Story and Photos By Beth Donze
“Teacher, can we have class outside?”
It’s a question generations of students have asked their teachers in a mostly futile bid to get out of the classroom on a beautiful day.
But at St. Margaret Mary Elementary School in Slidell, the question doesn’t even need to be raised.
Whenever teachers have a learning activity they feel would be enhanced by being out in the fresh air, they simply take their students to St. Margaret Mary’s shaded “outdoor classroom,” currently in its third year of existence.
Students eagerly take a spot on one of the outdoor classroom’s amphitheater-style benches to receive teacher-led lessons and take part in lively class discussions, maintaining their focus even against the hum of distant traffic.
The special classroom also enables students to present their own work on an outdoor “stage” – a decked space at the head of the classroom that is elevated slightly above ground level.
Any required visual aids can be easily clipped to a nearby display board.
“Being stuck inside four walls for seven hours a day, they can get restless. Coming outside gives (our students) just another space to be able to learn,” said second grade teacher Elaine Riviere, who took the idea of creating an outdoor classroom to then-principal Bobby Ohler three years ago.

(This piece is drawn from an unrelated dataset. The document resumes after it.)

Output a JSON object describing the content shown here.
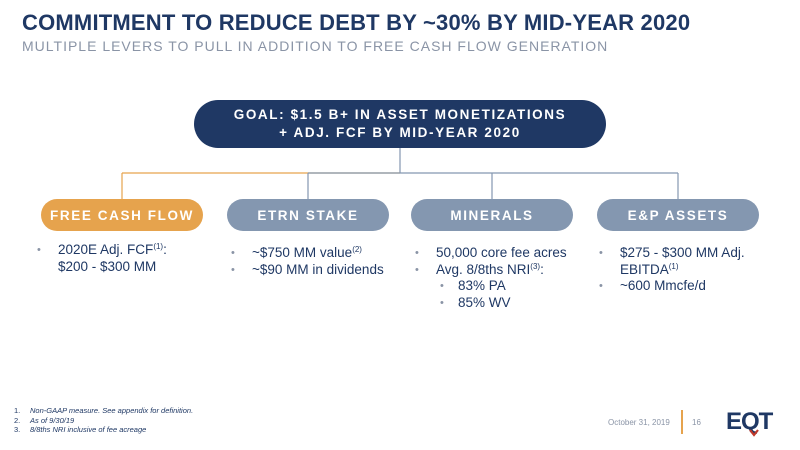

Conveniently located on a large triangle of grass adjacent to covered walkways spilling off the school’s traditional classrooms, the space was completed over two summers by St. Margaret Mary’s Men’s Club. The classroom’s bench seating and stage, which mimic wood but are made of rot-resistant, splinter-free plastic, were completed in 2017; shade sails in the school colors of blue and red were added in 2018.
The teaching possibilities are endless at the space, which comfortably seats up to 40 students at a time. Over the years, it has been used by every grade as a venue for everything from math and language arts lessons, to the kindergartners’ annual Alphabet Fashion Show, to re-enactments of Bible stories.
Recently, Riviere asked her second graders to go onstage in pairs to share their homework – their original sentences on the weekly writing theme. Each student duo was challenged to identify the sentence’s subject, predicate and vocabulary words.
“(The outdoor classroom) offers a little more freedom but they still learn,” Riviere said, noting how the instruction dynamic shifts a bit when students are learning outdoors. In their traditional classroom, students tend to identify Riviere as the sole teacher, whereas both paired and group learning seem to explode when the class goes outside and students are “on stage” in front of their classmates.
“We (teachers) want them to be able to feel like they are teachers, too,” Riviere said. “I instill in my students that I am not the only teacher in the classroom. We have 23 teachers – 22 students and myself. They can teach one another. They feel more engaged. They feel more of an ownership of their work – ‘this is what I did and I want to teach you about it.’ They have really grown in confidence!”
Riviere said the outdoor classroom also lends itself to “buddy” activities between different grade levels. For example, it is used when second graders prepare for their sacraments with their fifth-grade prayer partners. Older students also use the classroom to act out skits on science lab safety for their younger schoolmates.
Teachers generally alert other faculty members when they want to use the classroom by text or Google Calendar, but sometimes things unfold more spontaneously, Riviere said.
“The (lower grade) classrooms are right there, so we (teachers) can say, ‘Nobody’s out there right now! Grab your reading books! We’re gonna partner up in the outdoor classroom!’”
The space also offers teaching moments that are not available in regular classrooms. For example, Riviere had her students measure the length of the classroom’s first and last bench and then subtract those numbers to find the difference. A nearby oak tree was measured for its circumference.
“It’s just a different environment for learning,” Riviere said. “It’s getting them out of the classroom and realizing you don’t only learn inside classroom walls; you can learn when you’re outside; you can learn when you’re on the playground.”
On Aug. 12, the St. Margaret Mary Men’s Club surprised Riviere by officially dedicating the classroom as the “Elaine H. Riviere Outdoor Learning Center.” Father Edward Grice, pastor, blessed the new sign and prayed over the classroom.